THERE is a in the eighty-first Psalm, and it is this: “I am the Lord thy God, which brought thee out of the land of Egypt: open thy mouth wide, and I will fill it.” The Eastern host and his guests around the table, assist us in laying hold of the fullness of the figure. A host, as a special act of favor, will give a guest some dainty from the dish. With his own hands he will supply him with the best morsel. Thus Jehovah speaks to Israel, once slaves in Egypt, once the bondservants of the tyrant, but by His strong arm made His freed men. The Lord looked at them as His guests, and the best things of His feast He Himself would give them. “Open thy mouth wide, and I will fill it.”
He has delivered, He has made free, He has spread the feast, and He has made His people His guests, and now what is required of us? That we have faith and a good heart to receive His blessings.
First, let us praise Him for what is past—for salvation accomplished, and for His own working out of our salvation. He has brought us out of the land of Egypt, He has redeemed us from the hand of the enemy. Let us rejoice in God’s work for us.
Next, let us have a good soul appetite for what He has to give. We need fresh mercies every day, fresh spiritual good, fresh bread from God. We will not choose what we suppose we most want—we will leave that to our God; only as His hand has in it the good things He is waiting to give, we will open our mouths wide, that He may fill them.
Christians need to be constant receivers—indeed, a great element in Christian prosperity lies in receptiveness: the truly longing soul becomes satisfied. “Blessed are they which do hunger and thirst after righteousness: for they shall be filled.” The best receivers are the surest over flowers. Place a pitcher under a fountain, and after it is full it will overflow. Let the Christian get drinking of Christ, and out of his heart shall flow rivers of living water.

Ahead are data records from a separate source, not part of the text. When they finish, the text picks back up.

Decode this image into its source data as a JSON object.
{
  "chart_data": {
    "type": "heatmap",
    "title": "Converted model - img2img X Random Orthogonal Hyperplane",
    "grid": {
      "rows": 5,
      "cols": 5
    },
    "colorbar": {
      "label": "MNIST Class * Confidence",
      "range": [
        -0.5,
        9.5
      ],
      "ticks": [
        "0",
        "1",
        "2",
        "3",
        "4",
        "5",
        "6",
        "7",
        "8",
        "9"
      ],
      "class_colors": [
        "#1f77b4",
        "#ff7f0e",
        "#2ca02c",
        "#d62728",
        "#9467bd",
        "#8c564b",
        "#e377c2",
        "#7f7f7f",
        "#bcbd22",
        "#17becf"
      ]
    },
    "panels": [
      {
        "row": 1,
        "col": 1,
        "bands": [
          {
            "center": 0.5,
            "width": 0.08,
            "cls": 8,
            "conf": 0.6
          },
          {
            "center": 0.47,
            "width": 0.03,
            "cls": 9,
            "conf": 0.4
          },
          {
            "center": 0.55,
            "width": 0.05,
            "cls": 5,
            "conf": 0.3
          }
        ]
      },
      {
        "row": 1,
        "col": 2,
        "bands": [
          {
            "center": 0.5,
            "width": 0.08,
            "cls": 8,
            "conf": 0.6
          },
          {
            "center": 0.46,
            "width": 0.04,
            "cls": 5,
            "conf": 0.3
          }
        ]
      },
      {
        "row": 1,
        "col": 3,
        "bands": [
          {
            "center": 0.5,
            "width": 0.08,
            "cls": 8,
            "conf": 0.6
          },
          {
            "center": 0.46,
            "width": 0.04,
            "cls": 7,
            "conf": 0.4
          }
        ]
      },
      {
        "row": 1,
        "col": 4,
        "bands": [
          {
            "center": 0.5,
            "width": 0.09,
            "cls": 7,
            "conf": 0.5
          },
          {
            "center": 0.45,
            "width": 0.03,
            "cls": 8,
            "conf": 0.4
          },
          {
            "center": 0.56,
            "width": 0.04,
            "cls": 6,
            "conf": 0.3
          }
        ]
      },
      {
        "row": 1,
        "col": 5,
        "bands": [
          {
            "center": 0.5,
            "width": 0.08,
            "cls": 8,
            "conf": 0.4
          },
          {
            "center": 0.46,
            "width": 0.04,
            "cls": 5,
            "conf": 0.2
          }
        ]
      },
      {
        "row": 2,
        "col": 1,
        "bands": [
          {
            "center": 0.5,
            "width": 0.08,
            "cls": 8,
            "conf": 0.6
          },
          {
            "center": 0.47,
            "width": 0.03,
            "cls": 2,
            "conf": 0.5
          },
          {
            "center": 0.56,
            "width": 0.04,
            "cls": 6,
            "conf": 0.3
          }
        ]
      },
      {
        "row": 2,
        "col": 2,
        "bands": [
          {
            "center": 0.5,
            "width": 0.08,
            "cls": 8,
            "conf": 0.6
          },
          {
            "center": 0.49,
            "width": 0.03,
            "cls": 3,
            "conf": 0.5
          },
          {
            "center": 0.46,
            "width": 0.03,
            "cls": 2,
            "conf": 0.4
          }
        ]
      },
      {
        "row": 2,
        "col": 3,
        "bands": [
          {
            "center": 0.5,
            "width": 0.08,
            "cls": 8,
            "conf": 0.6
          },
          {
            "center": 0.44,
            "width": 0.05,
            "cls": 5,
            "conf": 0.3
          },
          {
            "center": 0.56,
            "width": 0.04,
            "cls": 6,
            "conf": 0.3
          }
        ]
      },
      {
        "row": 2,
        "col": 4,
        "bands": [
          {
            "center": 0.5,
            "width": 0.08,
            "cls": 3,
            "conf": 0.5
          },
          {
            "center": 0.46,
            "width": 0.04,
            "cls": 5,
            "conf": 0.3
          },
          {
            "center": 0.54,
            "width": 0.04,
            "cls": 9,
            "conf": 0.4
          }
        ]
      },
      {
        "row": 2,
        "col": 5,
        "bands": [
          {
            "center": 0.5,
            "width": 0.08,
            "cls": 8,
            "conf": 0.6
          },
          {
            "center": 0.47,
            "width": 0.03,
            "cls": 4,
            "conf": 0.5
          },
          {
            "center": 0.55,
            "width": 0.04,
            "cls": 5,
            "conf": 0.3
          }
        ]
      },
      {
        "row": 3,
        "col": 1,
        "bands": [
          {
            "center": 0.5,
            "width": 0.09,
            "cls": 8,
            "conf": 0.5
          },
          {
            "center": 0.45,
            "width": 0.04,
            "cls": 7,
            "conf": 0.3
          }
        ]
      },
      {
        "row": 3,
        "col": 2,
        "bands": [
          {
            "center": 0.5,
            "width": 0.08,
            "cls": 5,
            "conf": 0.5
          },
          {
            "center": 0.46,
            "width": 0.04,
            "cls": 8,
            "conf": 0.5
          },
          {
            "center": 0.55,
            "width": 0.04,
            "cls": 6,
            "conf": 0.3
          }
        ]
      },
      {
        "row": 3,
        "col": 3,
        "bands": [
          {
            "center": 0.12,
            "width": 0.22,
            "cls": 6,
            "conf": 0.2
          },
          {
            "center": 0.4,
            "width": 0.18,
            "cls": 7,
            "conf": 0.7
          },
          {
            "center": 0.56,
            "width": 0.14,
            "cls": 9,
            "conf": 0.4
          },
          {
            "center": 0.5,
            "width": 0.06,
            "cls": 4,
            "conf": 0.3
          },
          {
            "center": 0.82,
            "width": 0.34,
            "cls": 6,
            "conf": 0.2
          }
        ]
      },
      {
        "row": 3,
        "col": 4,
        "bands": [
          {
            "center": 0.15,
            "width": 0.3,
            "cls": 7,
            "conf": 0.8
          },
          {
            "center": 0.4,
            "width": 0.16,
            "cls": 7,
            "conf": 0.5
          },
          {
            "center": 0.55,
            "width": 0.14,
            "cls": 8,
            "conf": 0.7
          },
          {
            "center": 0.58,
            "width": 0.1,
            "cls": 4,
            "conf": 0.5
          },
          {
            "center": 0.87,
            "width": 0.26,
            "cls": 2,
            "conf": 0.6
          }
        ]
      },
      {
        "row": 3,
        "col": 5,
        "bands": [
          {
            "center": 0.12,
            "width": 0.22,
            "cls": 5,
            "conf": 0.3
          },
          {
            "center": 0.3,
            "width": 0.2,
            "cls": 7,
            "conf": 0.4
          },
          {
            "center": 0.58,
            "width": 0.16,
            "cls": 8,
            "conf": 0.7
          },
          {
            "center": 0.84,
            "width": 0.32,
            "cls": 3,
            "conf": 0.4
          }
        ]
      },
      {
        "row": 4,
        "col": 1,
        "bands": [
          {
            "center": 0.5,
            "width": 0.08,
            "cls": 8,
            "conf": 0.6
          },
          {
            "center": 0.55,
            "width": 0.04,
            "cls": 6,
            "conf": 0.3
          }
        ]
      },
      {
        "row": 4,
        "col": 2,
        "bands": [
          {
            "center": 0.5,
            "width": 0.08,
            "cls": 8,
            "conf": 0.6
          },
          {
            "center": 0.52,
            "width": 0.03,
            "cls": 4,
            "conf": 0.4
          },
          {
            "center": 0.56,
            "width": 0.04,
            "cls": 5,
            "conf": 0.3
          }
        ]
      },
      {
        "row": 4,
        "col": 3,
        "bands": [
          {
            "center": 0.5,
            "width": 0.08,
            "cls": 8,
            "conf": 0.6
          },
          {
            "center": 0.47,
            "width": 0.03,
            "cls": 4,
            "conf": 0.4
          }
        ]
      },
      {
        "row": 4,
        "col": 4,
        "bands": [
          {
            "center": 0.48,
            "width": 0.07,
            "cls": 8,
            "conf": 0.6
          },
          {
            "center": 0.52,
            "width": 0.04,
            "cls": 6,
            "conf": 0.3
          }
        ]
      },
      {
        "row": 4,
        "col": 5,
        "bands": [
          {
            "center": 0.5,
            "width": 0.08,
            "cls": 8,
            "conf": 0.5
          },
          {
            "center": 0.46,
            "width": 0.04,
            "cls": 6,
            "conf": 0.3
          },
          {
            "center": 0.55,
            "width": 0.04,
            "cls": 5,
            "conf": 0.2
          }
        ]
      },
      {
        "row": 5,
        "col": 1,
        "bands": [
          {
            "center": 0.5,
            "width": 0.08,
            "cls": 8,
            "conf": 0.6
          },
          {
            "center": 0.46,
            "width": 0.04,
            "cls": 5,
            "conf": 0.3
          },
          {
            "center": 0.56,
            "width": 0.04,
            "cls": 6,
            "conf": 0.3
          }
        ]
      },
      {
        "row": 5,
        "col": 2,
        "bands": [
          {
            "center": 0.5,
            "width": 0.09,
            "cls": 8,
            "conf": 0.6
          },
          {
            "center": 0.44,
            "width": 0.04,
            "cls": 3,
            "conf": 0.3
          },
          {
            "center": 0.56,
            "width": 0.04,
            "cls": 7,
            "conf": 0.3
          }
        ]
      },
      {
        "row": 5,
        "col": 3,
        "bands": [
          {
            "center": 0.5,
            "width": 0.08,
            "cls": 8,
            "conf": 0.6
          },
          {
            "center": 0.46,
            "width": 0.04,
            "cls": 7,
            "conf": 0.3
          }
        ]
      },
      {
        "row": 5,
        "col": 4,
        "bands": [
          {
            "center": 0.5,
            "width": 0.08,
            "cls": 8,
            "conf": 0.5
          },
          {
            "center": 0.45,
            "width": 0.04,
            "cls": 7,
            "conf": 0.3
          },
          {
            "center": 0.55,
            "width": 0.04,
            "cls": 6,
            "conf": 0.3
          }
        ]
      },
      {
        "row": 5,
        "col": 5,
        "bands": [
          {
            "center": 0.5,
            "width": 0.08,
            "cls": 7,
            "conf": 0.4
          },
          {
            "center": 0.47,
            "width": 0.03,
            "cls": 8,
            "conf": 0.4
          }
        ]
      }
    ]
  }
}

We need to remember that God loves to give. He gives eternal life; He gives joy, and peace, and rest, and it is His pleasure to give.
Alas! God’s ancient people did not respond to the gracious invitation— “But My people would not hearken to My voice; and Israel would none of Me.” They had not a heart for God. Hence God said, “I gave them up unto their own hearts’ lust.” We must never forget that our hearts will be, or will seek to be, satisfied with something. If we are not receiving the good things God is offering us we shall be taking in the evil things of our own lusts; and very frequently God allows us to go after our own hearts’ lusts, because, like Israel of old, we will not have His good things. The believer should be earnest with himself, and ask what is his daily spiritual bread? A prosperous Christian life has to do with the state of the Christian’s heart. Is there readiness to respond to the gracious invitation, “Open thy mouth wide, and I will fill it”? What a lost life is that which is spent in walking in our own counsels! Upon it is written, as it were, “Oh! that My people had hearkened unto Me,” and then God’s own record of what He would have done for His people had they been willing to receive His bounties, “He should have fed them also with the finest of the wheat: and with honey out of the rock should I have satisfied thee.”